To analyze the Ebf1 and Pax5 expression pattern affected by ATRA, double sorted fetal liver and adult LSK cells were treated with vehicle (0.1% ethanol) or ATRA in stromal cell free culture for 48 hours. The treated cells were washed, and total RNA was isolated using RNeasy Mini Kit (Qiagen). Total RNA was treated with DNase I (Invitrogen) to remove contaminating genomic DNA, and cDNA was made using random primers (Invitrogen) and moloney murine leukemia virus reverse transcriptase (Invitrogen, Carlsbad, CA). The 20 µl real-time PCR amplification mixture contained template cDNA, 1 µl of pre-designed Taqman gene expression assays (Applied Biosystems, Foster City, CA) and 10 µl 2× Taqman PCR Master Mix (ABI). Reactions were 50°C 2 min, 95°C 10 min followed by 40 cycles of 95°C 15 Sec and 60°C 1min. Relative gene expression was calculated as 2−ΔΔCT values with eukaryotic 18sRNA used as an endogenous control. Real-time PCR was performed on an ABI PRISM 7500 (Applied Biosystems, Foster City, CA). Three repeats were run for each sample, and each experiment was performed three times.

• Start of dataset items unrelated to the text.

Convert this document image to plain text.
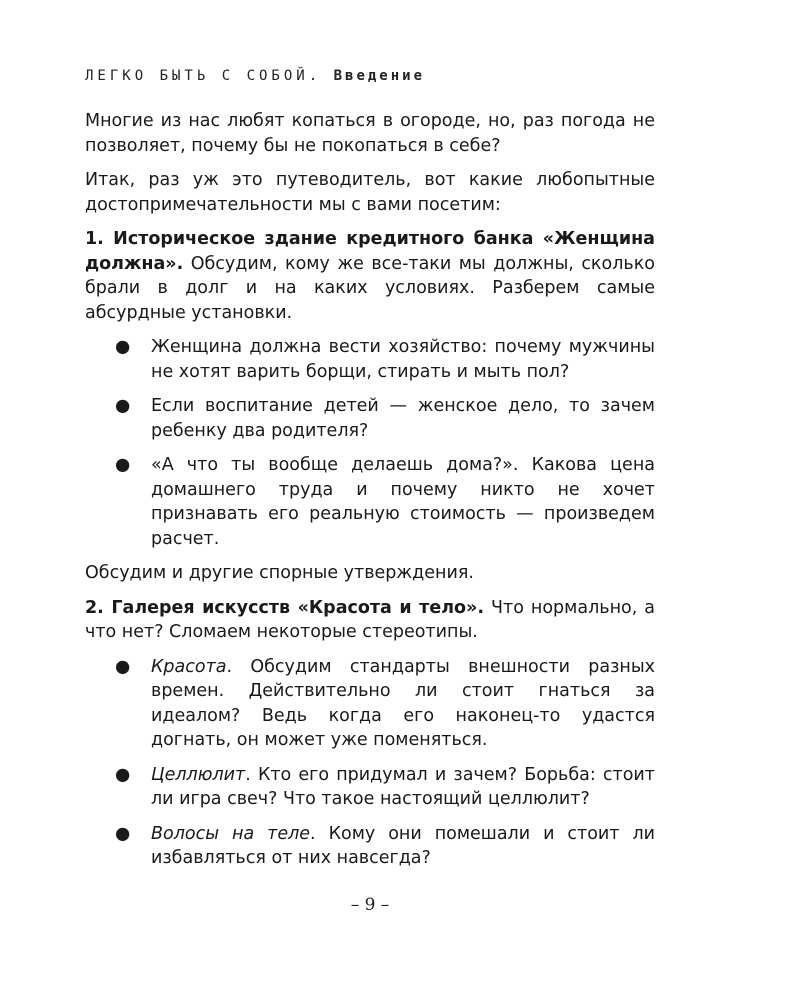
ЛЕГКО БЫТЬ С СОБОЙ. Введение

Многие из нас любят копаться в огороде, но, раз погода не позволяет, почему бы не покопаться в себе?

Итак, раз уж это путеводитель, вот какие любопытные достопримечательности мы с вами посетим:

1. Историческое здание кредитного банка «Женщина должна». Обсудим, кому же все-таки мы должны, сколько брали в долг и на каких условиях. Разберем самые абсурдные установки.

● Женщина должна вести хозяйство: почему мужчины не хотят варить борщи, стирать и мыть пол?
● Если воспитание детей — женское дело, то зачем ребенку два родителя?
● «А что ты вообще делаешь дома?». Какова цена домашнего труда и почему никто не хочет признавать его реальную стоимость — произведем расчет.

Обсудим и другие спорные утверждения.

2. Галерея искусств «Красота и тело». Что нормально, а что нет? Сломаем некоторые стереотипы.

● Красота. Обсудим стандарты внешности разных времен. Действительно ли стоит гнаться за идеалом? Ведь когда его наконец-то удастся догнать, он может уже поменяться.
● Целлюлит. Кто его придумал и зачем? Борьба: стоит ли игра свеч? Что такое настоящий целлюлит?
● Волосы на теле. Кому они помешали и стоит ли избавляться от них навсегда?
– 9 –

The Prism V5.01 software (GraphPad, San Diego, CA) was used for statistical analyses. Student’s t-test was used to compare treated groups with control groups in all case. *, p < 0.05, and **, p < 0.01.
The authors are grateful to Jacob Bass and Diana Hamilton for cell sorting, Tara Khamphanthala for technical assistance, Beverly Hurt for graphics assistance, and Shelli Wasson for editorial assistance. Dr. Fred Finkelman provided important reagents and valuable advice. This work was supported by grants AI20069 and AI58162 from the National Institutes of Health. P.W.K. holds the William H. and Rita Bell Endowed Chair in Biomedical Research.
The authors have no financial or commercial conflict of interest.